Walne zgromadzenie sprawozdawcze zaczęło się od trzęsienia ziemi, a później napięcie już tylko rosło. Kazimierz Greń dwie godziny przed początkiem obrad w warszawskim Sheratonie zwołał konferencję, na której zapowiedział publikację piłkarskich taśm prawdy. Greń, związkowy baron na Podkarpaciu, był szefem kampanii Grzegorza Laty, wprowadził go na stanowisko prezesa PZPN, a Lato nie znalazł dla niego odpowiedniej funkcji i od tamtej pory panowie ze sobą wojują.
Taśmy prawdy wyszły na jaw akurat w dniu zjazdu, podobno przypadkiem. Nagranie pochodzi z 14 stycznia 2010 roku. – Otrzymałem te filmy od Bogdana Duraja z Pomorskiego Związku Piłki Nożnej około 1 w nocy. Zdecydowaliśmy się poinformować o wszystkim prokuraturę i Centralne Biuro Antykorupcyjne. Lato powinien podać się do dymisji – mówił przed hotelem Greń.

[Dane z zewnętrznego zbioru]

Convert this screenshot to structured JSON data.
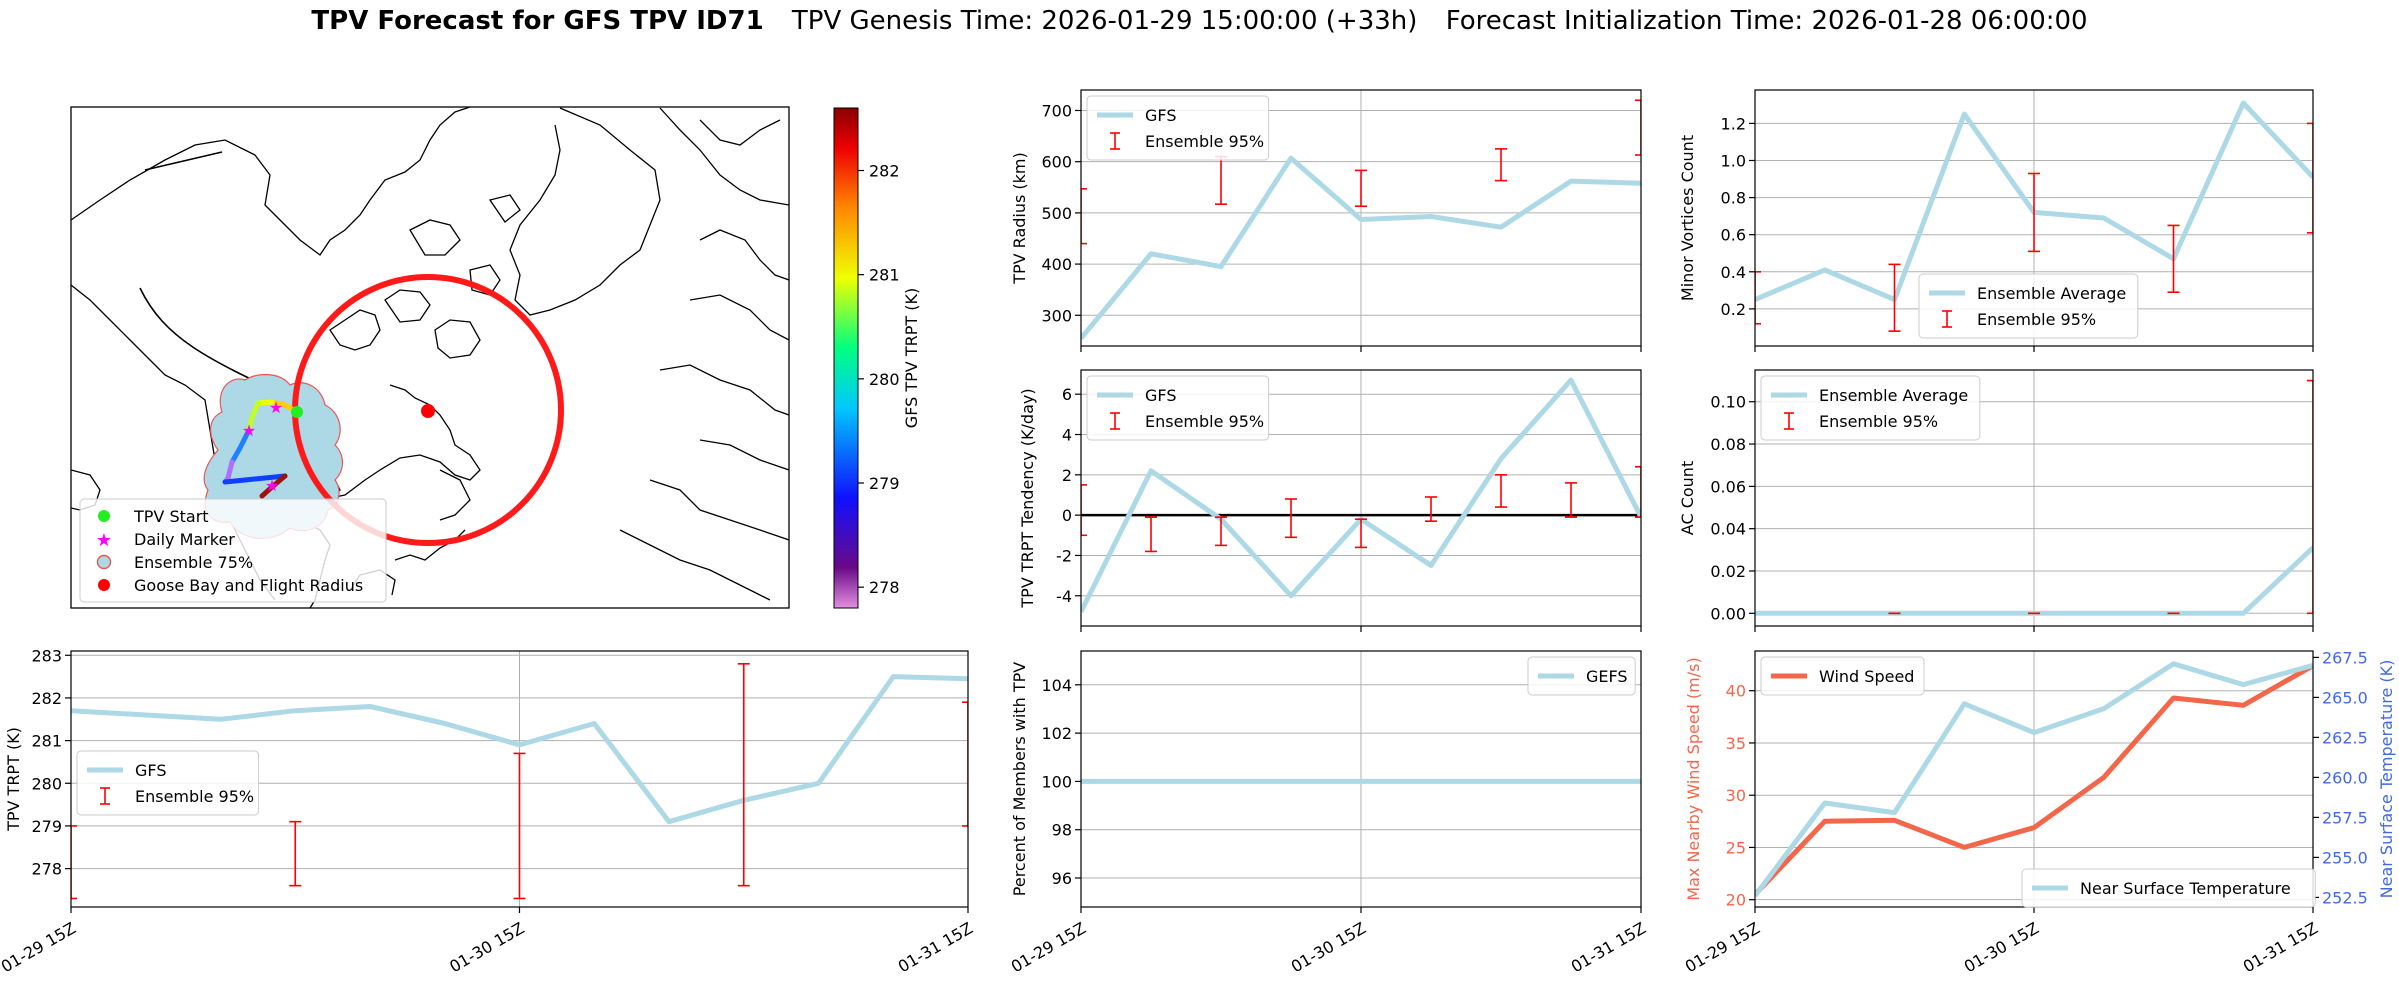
{
  "page": {
    "title_bold": "TPV Forecast for GFS TPV ID71",
    "title_genesis": "TPV Genesis Time: 2026-01-29 15:00:00 (+33h)",
    "title_init": "Forecast Initialization Time: 2026-01-28 06:00:00"
  },
  "colors": {
    "gfs_line": "#add8e6",
    "error_bar": "#ff0000",
    "wind_line": "#f4664a",
    "temp_axis": "#4169e1",
    "black": "#000000",
    "grid": "#b0b0b0"
  },
  "map": {
    "colorbar_label": "GFS TPV TRPT (K)",
    "colorbar_ticks": [
      278,
      279,
      280,
      281,
      282
    ],
    "colorbar_range": [
      277.8,
      282.6
    ],
    "legend": [
      {
        "label": "TPV Start",
        "marker": "green-circle-icon"
      },
      {
        "label": "Daily Marker",
        "marker": "magenta-star-icon"
      },
      {
        "label": "Ensemble 75%",
        "marker": "blue-patch-icon"
      },
      {
        "label": "Goose Bay and Flight Radius",
        "marker": "red-circle-icon"
      }
    ]
  },
  "chart_data": [
    {
      "id": "trpt",
      "type": "line",
      "ylabel": "TPV TRPT (K)",
      "ylim": [
        277.1,
        283.1
      ],
      "yticks": [
        278,
        279,
        280,
        281,
        282,
        283
      ],
      "xlim": [
        0,
        12
      ],
      "xticks": [
        0,
        6,
        12
      ],
      "xticklabels": [
        "01-29 15Z",
        "01-30 15Z",
        "01-31 15Z"
      ],
      "grid": true,
      "legend_pos": "center-left",
      "legend": [
        "GFS",
        "Ensemble 95%"
      ],
      "series": [
        {
          "name": "GFS",
          "x": [
            0,
            1,
            2,
            3,
            4,
            5,
            6,
            7,
            8,
            9,
            10,
            11,
            12
          ],
          "y": [
            281.7,
            281.6,
            281.5,
            281.7,
            281.8,
            281.4,
            280.9,
            281.4,
            279.1,
            279.6,
            280.0,
            282.5,
            282.45
          ]
        }
      ],
      "errorbars": [
        {
          "x": 0,
          "low": 277.3,
          "high": 279.0
        },
        {
          "x": 3,
          "low": 277.6,
          "high": 279.1
        },
        {
          "x": 6,
          "low": 277.3,
          "high": 280.7
        },
        {
          "x": 9,
          "low": 277.6,
          "high": 282.8
        },
        {
          "x": 12,
          "low": 279.0,
          "high": 281.9
        }
      ]
    },
    {
      "id": "radius",
      "type": "line",
      "ylabel": "TPV Radius (km)",
      "ylim": [
        240,
        740
      ],
      "yticks": [
        300,
        400,
        500,
        600,
        700
      ],
      "xlim": [
        0,
        12
      ],
      "xticks": [
        0,
        6,
        12
      ],
      "grid": true,
      "legend_pos": "upper-left",
      "legend": [
        "GFS",
        "Ensemble 95%"
      ],
      "series": [
        {
          "name": "GFS",
          "x": [
            0,
            1.5,
            3,
            4.5,
            6,
            7.5,
            9,
            10.5,
            12
          ],
          "y": [
            255,
            420,
            395,
            607,
            487,
            493,
            472,
            562,
            558
          ]
        }
      ],
      "errorbars": [
        {
          "x": 0,
          "low": 440,
          "high": 547
        },
        {
          "x": 3,
          "low": 517,
          "high": 610
        },
        {
          "x": 6,
          "low": 513,
          "high": 583
        },
        {
          "x": 9,
          "low": 563,
          "high": 625
        },
        {
          "x": 12,
          "low": 613,
          "high": 720
        }
      ]
    },
    {
      "id": "minor",
      "type": "line",
      "ylabel": "Minor Vortices Count",
      "ylim": [
        0.0,
        1.38
      ],
      "yticks": [
        0.2,
        0.4,
        0.6,
        0.8,
        1.0,
        1.2
      ],
      "ytickfmt": 1,
      "xlim": [
        0,
        12
      ],
      "xticks": [
        0,
        6,
        12
      ],
      "grid": true,
      "legend_pos": "lower-center",
      "legend": [
        "Ensemble Average",
        "Ensemble 95%"
      ],
      "series": [
        {
          "name": "Ensemble Average",
          "x": [
            0,
            1.5,
            3,
            4.5,
            6,
            7.5,
            9,
            10.5,
            12
          ],
          "y": [
            0.25,
            0.41,
            0.25,
            1.25,
            0.72,
            0.69,
            0.47,
            1.31,
            0.91
          ]
        }
      ],
      "errorbars": [
        {
          "x": 0,
          "low": 0.12,
          "high": 0.4
        },
        {
          "x": 3,
          "low": 0.08,
          "high": 0.44
        },
        {
          "x": 6,
          "low": 0.51,
          "high": 0.93
        },
        {
          "x": 9,
          "low": 0.29,
          "high": 0.65
        },
        {
          "x": 12,
          "low": 0.61,
          "high": 1.2
        }
      ]
    },
    {
      "id": "tendency",
      "type": "line",
      "ylabel": "TPV TRPT Tendency (K/day)",
      "ylim": [
        -5.5,
        7.2
      ],
      "yticks": [
        -4,
        -2,
        0,
        2,
        4,
        6
      ],
      "xlim": [
        0,
        12
      ],
      "xticks": [
        0,
        6,
        12
      ],
      "grid": true,
      "zero_line": true,
      "legend_pos": "upper-left",
      "legend": [
        "GFS",
        "Ensemble 95%"
      ],
      "series": [
        {
          "name": "GFS",
          "x": [
            0,
            1.5,
            3,
            4.5,
            6,
            7.5,
            9,
            10.5,
            12
          ],
          "y": [
            -4.8,
            2.2,
            -0.2,
            -4.0,
            -0.2,
            -2.5,
            2.8,
            6.7,
            -0.1
          ]
        }
      ],
      "errorbars": [
        {
          "x": 0,
          "low": -1.0,
          "high": 1.5
        },
        {
          "x": 1.5,
          "low": -1.8,
          "high": -0.1
        },
        {
          "x": 3,
          "low": -1.5,
          "high": -0.1
        },
        {
          "x": 4.5,
          "low": -1.1,
          "high": 0.8
        },
        {
          "x": 6,
          "low": -1.6,
          "high": -0.2
        },
        {
          "x": 7.5,
          "low": -0.3,
          "high": 0.9
        },
        {
          "x": 9,
          "low": 0.4,
          "high": 2.0
        },
        {
          "x": 10.5,
          "low": -0.1,
          "high": 1.6
        },
        {
          "x": 12,
          "low": -0.1,
          "high": 2.4
        }
      ]
    },
    {
      "id": "ac",
      "type": "line",
      "ylabel": "AC Count",
      "ylim": [
        -0.006,
        0.115
      ],
      "yticks": [
        0.0,
        0.02,
        0.04,
        0.06,
        0.08,
        0.1
      ],
      "ytickfmt": 2,
      "xlim": [
        0,
        12
      ],
      "xticks": [
        0,
        6,
        12
      ],
      "grid": true,
      "legend_pos": "upper-left",
      "legend": [
        "Ensemble Average",
        "Ensemble 95%"
      ],
      "series": [
        {
          "name": "Ensemble Average",
          "x": [
            0,
            1.5,
            3,
            4.5,
            6,
            7.5,
            9,
            10.5,
            12
          ],
          "y": [
            0,
            0,
            0,
            0,
            0,
            0,
            0,
            0,
            0.031
          ]
        }
      ],
      "errorbars": [
        {
          "x": 3,
          "low": 0,
          "high": 0
        },
        {
          "x": 6,
          "low": 0,
          "high": 0
        },
        {
          "x": 9,
          "low": 0,
          "high": 0
        },
        {
          "x": 12,
          "low": 0,
          "high": 0.11
        }
      ]
    },
    {
      "id": "members",
      "type": "line",
      "ylabel": "Percent of Members with TPV",
      "ylim": [
        94.8,
        105.4
      ],
      "yticks": [
        96,
        98,
        100,
        102,
        104
      ],
      "xlim": [
        0,
        12
      ],
      "xticks": [
        0,
        6,
        12
      ],
      "xticklabels": [
        "01-29 15Z",
        "01-30 15Z",
        "01-31 15Z"
      ],
      "grid": true,
      "legend_pos": "upper-right",
      "legend": [
        "GEFS"
      ],
      "series": [
        {
          "name": "GEFS",
          "x": [
            0,
            12
          ],
          "y": [
            100,
            100
          ]
        }
      ]
    },
    {
      "id": "wind",
      "type": "line",
      "ylabel": "Max Nearby Wind Speed (m/s)",
      "ylabel_right": "Near Surface Temperature (K)",
      "ylim": [
        19.3,
        43.8
      ],
      "yticks": [
        20,
        25,
        30,
        35,
        40
      ],
      "ylim_right": [
        251.9,
        267.9
      ],
      "yticks_right": [
        252.5,
        255.0,
        257.5,
        260.0,
        262.5,
        265.0,
        267.5
      ],
      "xlim": [
        0,
        12
      ],
      "xticks": [
        0,
        6,
        12
      ],
      "xticklabels": [
        "01-29 15Z",
        "01-30 15Z",
        "01-31 15Z"
      ],
      "grid": true,
      "legend": [
        "Wind Speed",
        "Near Surface Temperature"
      ],
      "series": [
        {
          "name": "Wind Speed",
          "axis": "left",
          "x": [
            0,
            1.5,
            3,
            4.5,
            6,
            7.5,
            9,
            10.5,
            12
          ],
          "y": [
            20.5,
            27.5,
            27.6,
            25.0,
            26.9,
            31.7,
            39.3,
            38.6,
            42.4
          ]
        },
        {
          "name": "Near Surface Temperature",
          "axis": "right",
          "x": [
            0,
            1.5,
            3,
            4.5,
            6,
            7.5,
            9,
            10.5,
            12
          ],
          "y": [
            252.6,
            258.4,
            257.8,
            264.6,
            262.8,
            264.3,
            267.1,
            265.8,
            267.0
          ]
        }
      ]
    }
  ]
}
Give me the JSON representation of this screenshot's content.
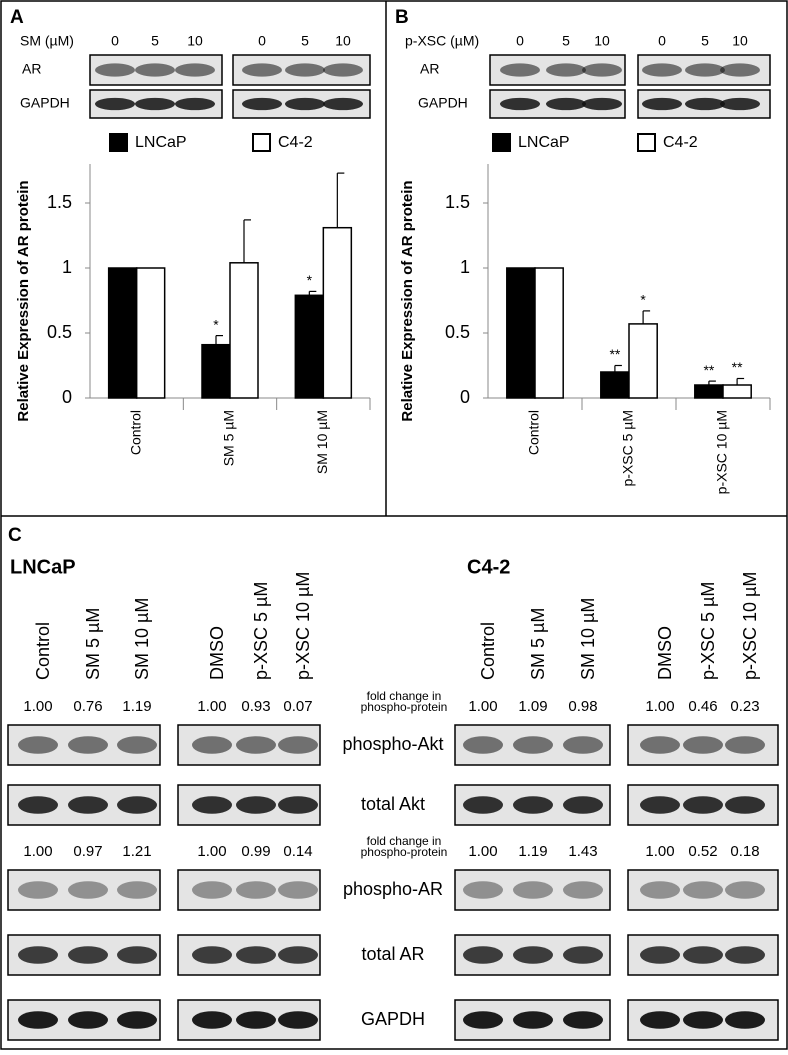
{
  "panels": [
    {
      "label": "A",
      "dose_label": "SM (µM)",
      "doses": [
        0,
        5,
        10,
        0,
        5,
        10
      ],
      "rows": [
        "AR",
        "GAPDH"
      ]
    },
    {
      "label": "B",
      "dose_label": "p-XSC (µM)",
      "doses": [
        0,
        5,
        10,
        0,
        5,
        10
      ],
      "rows": [
        "AR",
        "GAPDH"
      ]
    }
  ],
  "chart_data": [
    {
      "type": "bar",
      "y_label": "Relative Expression of AR protein",
      "categories": [
        "Control",
        "SM 5 µM",
        "SM 10 µM"
      ],
      "series": [
        {
          "name": "LNCaP",
          "color": "#000000",
          "values": [
            1,
            0.41,
            0.79
          ],
          "errors": [
            0,
            0.07,
            0.03
          ],
          "annotations": [
            null,
            "*",
            "*"
          ]
        },
        {
          "name": "C4-2",
          "color": "#ffffff",
          "values": [
            1,
            1.04,
            1.31
          ],
          "errors": [
            0,
            0.33,
            0.42
          ],
          "annotations": [
            null,
            null,
            null
          ]
        }
      ],
      "ylim": [
        0,
        1.8
      ],
      "yticks": [
        0,
        0.5,
        1,
        1.5
      ]
    },
    {
      "type": "bar",
      "y_label": "Relative Expression of AR protein",
      "categories": [
        "Control",
        "p-XSC 5 µM",
        "p-XSC 10 µM"
      ],
      "series": [
        {
          "name": "LNCaP",
          "color": "#000000",
          "values": [
            1,
            0.2,
            0.1
          ],
          "errors": [
            0,
            0.05,
            0.03
          ],
          "annotations": [
            null,
            "**",
            "**"
          ]
        },
        {
          "name": "C4-2",
          "color": "#ffffff",
          "values": [
            1,
            0.57,
            0.1
          ],
          "errors": [
            0,
            0.1,
            0.05
          ],
          "annotations": [
            null,
            "*",
            "**"
          ]
        }
      ],
      "ylim": [
        0,
        1.8
      ],
      "yticks": [
        0,
        0.5,
        1,
        1.5
      ]
    }
  ],
  "panel_c": {
    "label": "C",
    "fold_label": [
      "fold change in",
      "phospho-protein"
    ],
    "rows": [
      "phospho-Akt",
      "total Akt",
      "phospho-AR",
      "total AR",
      "GAPDH"
    ],
    "groups": [
      {
        "name": "LNCaP",
        "lanes": [
          "Control",
          "SM 5 µM",
          "SM 10 µM",
          "DMSO",
          "p-XSC 5 µM",
          "p-XSC 10 µM"
        ],
        "fold_akt": [
          "1.00",
          "0.76",
          "1.19",
          "1.00",
          "0.93",
          "0.07"
        ],
        "fold_ar": [
          "1.00",
          "0.97",
          "1.21",
          "1.00",
          "0.99",
          "0.14"
        ]
      },
      {
        "name": "C4-2",
        "lanes": [
          "Control",
          "SM 5 µM",
          "SM 10 µM",
          "DMSO",
          "p-XSC 5 µM",
          "p-XSC 10 µM"
        ],
        "fold_akt": [
          "1.00",
          "1.09",
          "0.98",
          "1.00",
          "0.46",
          "0.23"
        ],
        "fold_ar": [
          "1.00",
          "1.19",
          "1.43",
          "1.00",
          "0.52",
          "0.18"
        ]
      }
    ]
  }
}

Duraj jest dziennikarzem, właścicielem lokalnego portalu. Zapewniał, że osoba, która dostarczyła materiały, jest wiarygodna, ale nie chciał zdradzić, jak się nazywa. Dopiero wieczorem okazało się, że to Grzegorz Kulikowski. Mówi się, że w kampanię Laty zainwestował fortunę, sfinansował mu także szkolenie u specjalisty do spraw wizerunku Piotra Tymochowicza. Kulikowski zaprzecza, iż nie liczył, że jego firma budowlana dostanie kontrakt na budowę nowej siedziby.
Nagrania prezentowane były stopniowo, nie wiadomo, ile jeszcze czeka na publikację, ale mówi się o pięciu. Pierwsze nie zrobiło wielkiego wrażenia. Widać biurko, słychać wyraźnie głos Laty. – Wiesz, tego. Ja mówię – słuchaj, ile oni tam mają wyliczone ceny? Ja mówię – to ja powiem ci tak między nami, jakie chodzą ceny. Od 5 do 10 proc. – tłumaczy prezes. Tajemniczy głos mu podpowiada: – On ci proponuje bańkę, a sam chce skasować trzy.